EPA finds cruise ship discharges are highly polluted
A long-overdue assessment of cruise ship pollution in US waters released on Dec. 20 by the US Environmental Protection Agency found that cruise ships routinely dump massive amounts of poorly treated sewage and highly contaminated raw graywater into harbors and coastal waters.
"This report shows that cruise ship dumping is out of control and is only getting worse with more ships and more passengers," said Teri Shore, Campaign Director for Marine Programs at Friends of the Earth. "Since the EPA won't act, here's all the evidence that Congress needs to step in to ban cruise ship dumping close to shore and in sanctuaries–and require the best treatment everywhere else."
The report responded to a lawsuit filed by the University of Washington Environmental Law Clinic on behalf of Friends of the Earth in May 2007 seeking a response to a seven-year-old petition calling on the EPA to analyze pollution from the rapidly expanding cruise ship fleet and find ways to prevent environmental harm. The EPA provided detailed pollution data, but no solutions.

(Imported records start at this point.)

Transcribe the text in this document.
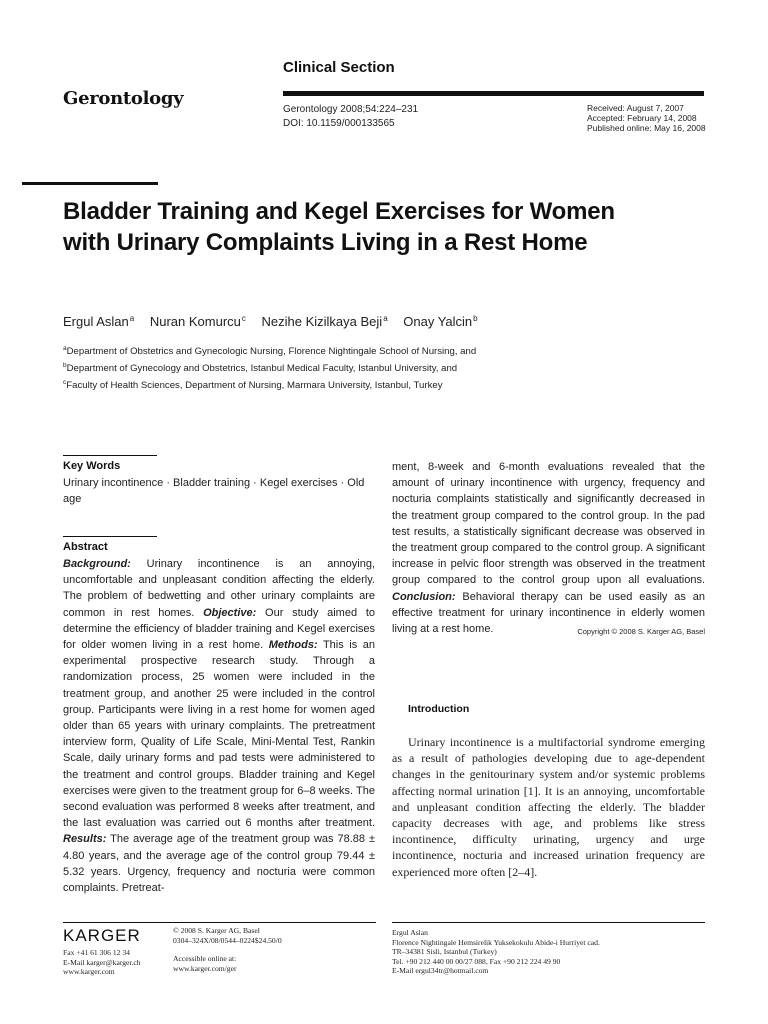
Gerontology
Clinical Section
Gerontology 2008;54:224–231
DOI: 10.1159/000133565
Received: August 7, 2007
Accepted: February 14, 2008
Published online: May 16, 2008
Bladder Training and Kegel Exercises for Women with Urinary Complaints Living in a Rest Home
Ergul Aslan$^a$ Nuran Komurcu$^c$ Nezihe Kizilkaya Beji$^a$ Onay Yalcin$^b$
$^a$Department of Obstetrics and Gynecologic Nursing, Florence Nightingale School of Nursing, and
$^b$Department of Gynecology and Obstetrics, Istanbul Medical Faculty, Istanbul University, and
$^c$Faculty of Health Sciences, Department of Nursing, Marmara University, Istanbul, Turkey
Key Words
Urinary incontinence · Bladder training · Kegel exercises · Old age
Abstract
Background: Urinary incontinence is an annoying, uncomfortable and unpleasant condition affecting the elderly. The problem of bedwetting and other urinary complaints are common in rest homes. Objective: Our study aimed to determine the efficiency of bladder training and Kegel exercises for older women living in a rest home. Methods: This is an experimental prospective research study. Through a randomization process, 25 women were included in the treatment group, and another 25 were included in the control group. Participants were living in a rest home for women aged older than 65 years with urinary complaints. The pretreatment interview form, Quality of Life Scale, Mini-Mental Test, Rankin Scale, daily urinary forms and pad tests were administered to the treatment and control groups. Bladder training and Kegel exercises were given to the treatment group for 6–8 weeks. The second evaluation was performed 8 weeks after treatment, and the last evaluation was carried out 6 months after treatment. Results: The average age of the treatment group was 78.88 ± 4.80 years, and the average age of the control group 79.44 ± 5.32 years. Urgency, frequency and nocturia were common complaints. Pretreat-
ment, 8-week and 6-month evaluations revealed that the amount of urinary incontinence with urgency, frequency and nocturia complaints statistically and significantly decreased in the treatment group compared to the control group. In the pad test results, a statistically significant decrease was observed in the treatment group compared to the control group. A significant increase in pelvic floor strength was observed in the treatment group compared to the control group upon all evaluations. Conclusion: Behavioral therapy can be used easily as an effective treatment for urinary incontinence in elderly women living at a rest home.	Copyright © 2008 S. Karger AG, Basel
Introduction
Urinary incontinence is a multifactorial syndrome emerging as a result of pathologies developing due to age-dependent changes in the genitourinary system and/or systemic problems affecting normal urination [1]. It is an annoying, uncomfortable and unpleasant condition affecting the elderly. The bladder capacity decreases with age, and problems like stress incontinence, difficulty urinating, urgency and urge incontinence, nocturia and increased urination frequency are experienced more often [2–4].
KARGER
Fax +41 61 306 12 34
E-Mail karger@karger.ch
www.karger.com
© 2008 S. Karger AG, Basel
0304–324X/08/0544–0224$24.50/0
Accessible online at:
www.karger.com/ger
Ergul Aslan
Florence Nightingale Hemsirelik Yuksekokulu Abide-i Hurriyet cad.
TR–34381 Sisli, Istanbul (Turkey)
Tel. +90 212 440 00 00/27 088, Fax +90 212 224 49 90
E-Mail ergul34tr@hotmail.com
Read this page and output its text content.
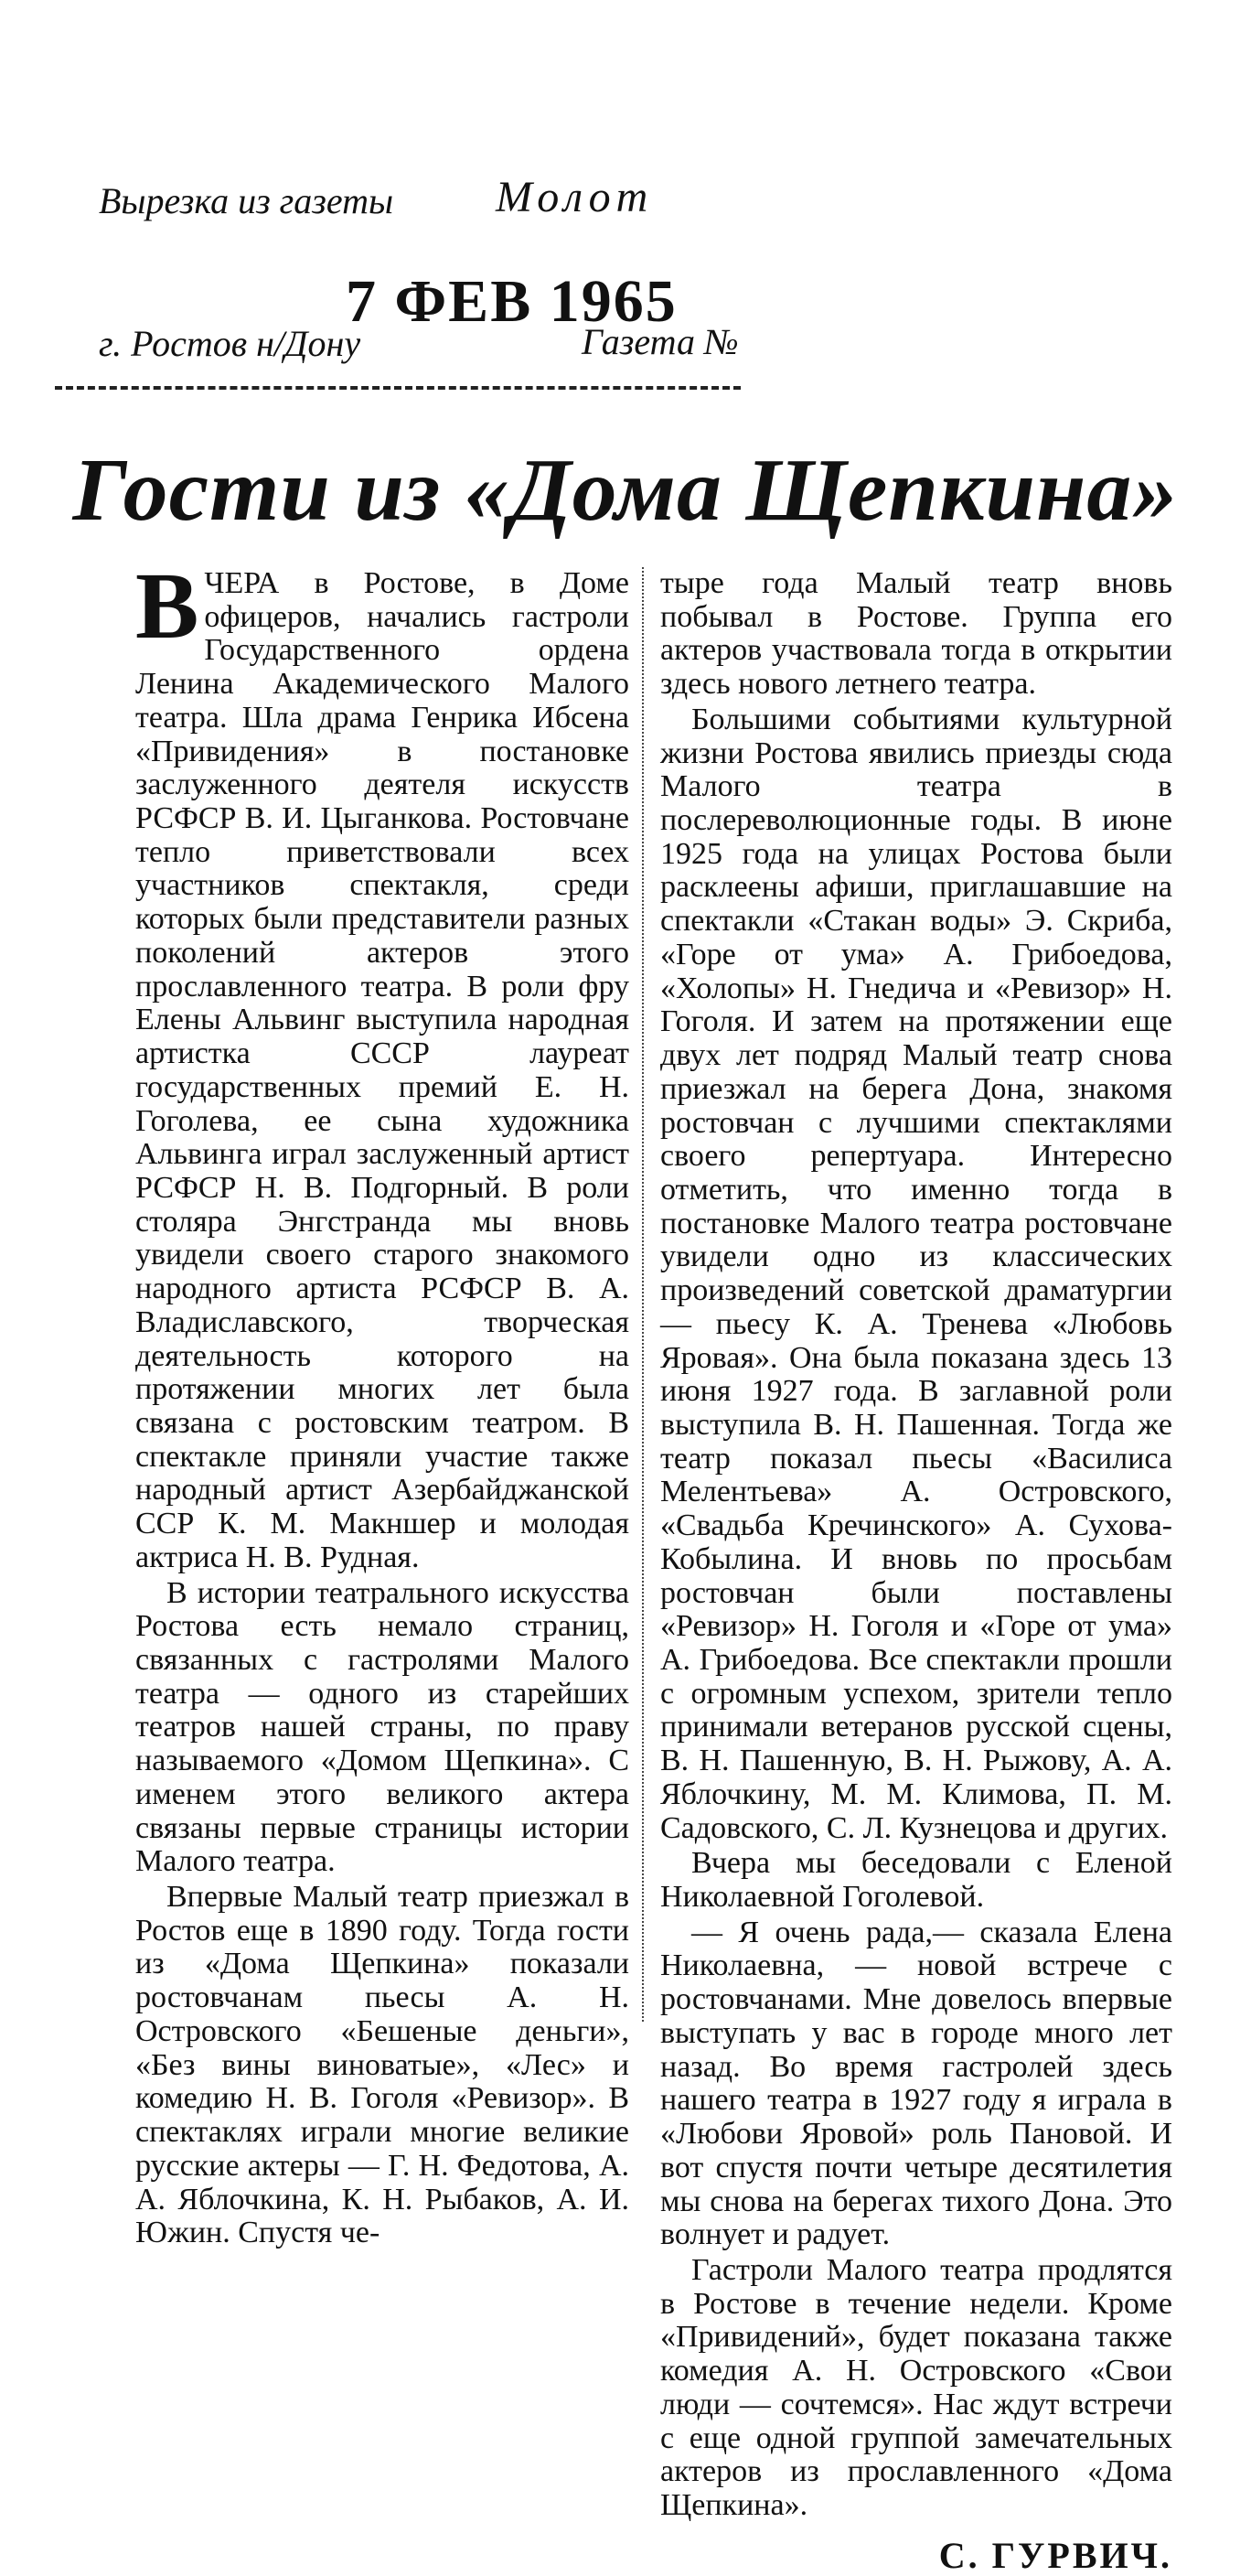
Вырезка из газеты Молот
7 ФЕВ 1965
г. Ростов н/Дону	Газета №
Гости из «Дома Щепкина»

ВЧЕРА в Ростове, в Доме офицеров, начались гастроли Государственного ордена Ленина Академического Малого театра. Шла драма Генрика Ибсена «Привидения» в постановке заслуженного деятеля искусств РСФСР В. И. Цыганкова. Ростовчане тепло приветствовали всех участников спектакля, среди которых были представители разных поколений актеров этого прославленного театра. В роли фру Елены Альвинг выступила народная артистка СССР лауреат государственных премий Е. Н. Гоголева, ее сына художника Альвинга играл заслуженный артист РСФСР Н. В. Подгорный. В роли столяра Энгстранда мы вновь увидели своего старого знакомого народного артиста РСФСР В. А. Владиславского, творческая деятельность которого на протяжении многих лет была связана с ростовским театром. В спектакле приняли участие также народный артист Азербайджанской ССР К. М. Макншер и молодая актриса Н. В. Рудная.

В истории театрального искусства Ростова есть немало страниц, связанных с гастролями Малого театра — одного из старейших театров нашей страны, по праву называемого «Домом Щепкина». С именем этого великого актера связаны первые страницы истории Малого театра.

Впервые Малый театр приезжал в Ростов еще в 1890 году. Тогда гости из «Дома Щепкина» показали ростовчанам пьесы А. Н. Островского «Бешеные деньги», «Без вины виноватые», «Лес» и комедию Н. В. Гоголя «Ревизор». В спектаклях играли многие великие русские актеры — Г. Н. Федотова, А. А. Яблочкина, К. Н. Рыбаков, А. И. Южин. Спустя че-

тыре года Малый театр вновь побывал в Ростове. Группа его актеров участвовала тогда в открытии здесь нового летнего театра.

Большими событиями культурной жизни Ростова явились приезды сюда Малого театра в послереволюционные годы. В июне 1925 года на улицах Ростова были расклеены афиши, приглашавшие на спектакли «Стакан воды» Э. Скриба, «Горе от ума» А. Грибоедова, «Холопы» Н. Гнедича и «Ревизор» Н. Гоголя. И затем на протяжении еще двух лет подряд Малый театр снова приезжал на берега Дона, знакомя ростовчан с лучшими спектаклями своего репертуара. Интересно отметить, что именно тогда в постановке Малого театра ростовчане увидели одно из классических произведений советской драматургии — пьесу К. А. Тренева «Любовь Яровая». Она была показана здесь 13 июня 1927 года. В заглавной роли выступила В. Н. Пашенная. Тогда же театр показал пьесы «Василиса Мелентьева» А. Островского, «Свадьба Кречинского» А. Сухова-Кобылина. И вновь по просьбам ростовчан были поставлены «Ревизор» Н. Гоголя и «Горе от ума» А. Грибоедова. Все спектакли прошли с огромным успехом, зрители тепло принимали ветеранов русской сцены, В. Н. Пашенную, В. Н. Рыжову, А. А. Яблочкину, М. М. Климова, П. М. Садовского, С. Л. Кузнецова и других.

Вчера мы беседовали с Еленой Николаевной Гоголевой.

— Я очень рада,— сказала Елена Николаевна, — новой встрече с ростовчанами. Мне довелось впервые выступать у вас в городе много лет назад. Во время гастролей здесь нашего театра в 1927 году я играла в «Любови Яровой» роль Пановой. И вот спустя почти четыре десятилетия мы снова на берегах тихого Дона. Это волнует и радует.

Гастроли Малого театра продлятся в Ростове в течение недели. Кроме «Привидений», будет показана также комедия А. Н. Островского «Свои люди — сочтемся». Нас ждут встречи с еще одной группой замечательных актеров из прославленного «Дома Щепкина».

С. ГУРВИЧ.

The EPA found that cruise ship discharges contain concentrations of bacteria, chlorine, nutrients, metals and other pollutants that often far exceed federal effluent and water quality standards and are harmful to human health and the marine environment. The report estimated that cruise ships produce an average of 21,000 gallons per day of sewage and 170,000 gallons per day of raw graywater that can contain as much bacteria as sewage. Large volumes of sewage sludge and oily water are also routinely dumped overboard.
A majority of sewage samples taken by the EPA from cruise ships equipped with Coast Guard-approved marine sanitation devices (Type II MSDs) violated national effluent limits for both ship and land-based sewage–and often exceeded national water quality criteria at point of discharge. EPA determined that treated sewage and raw graywater from cruise ships contain such high concentrations of bacteria such as fecal coliform, contaminants like chlorine, and nutrients including ammonia that the discharges can degrade water quality, threaten shellfish beds and contaminate beaches and swimming areas–even when diluted.
The report found that even the highly touted Advanced Wastewater Treatment systems required in Alaska are far from perfect. While they produced much cleaner wastewater, treated effluent often did not meet national water quality standards at point of discharge for metals, chlorine or nutrients such as ammonia–all of which can harm the marine environment. The EPA suggested that dilution might solve the problem but also incorporated an overview of equipment that could better remove contaminants.
The EPA said that in 2006, 23 of 28 vessels operated in Alaska using the better systems. About 115 cruise ships operate in US waters and more than 12 million passengers are expected to take a cruise next season. Ships are getting bigger, growing by about 90 feet every five years, the EPA estimated.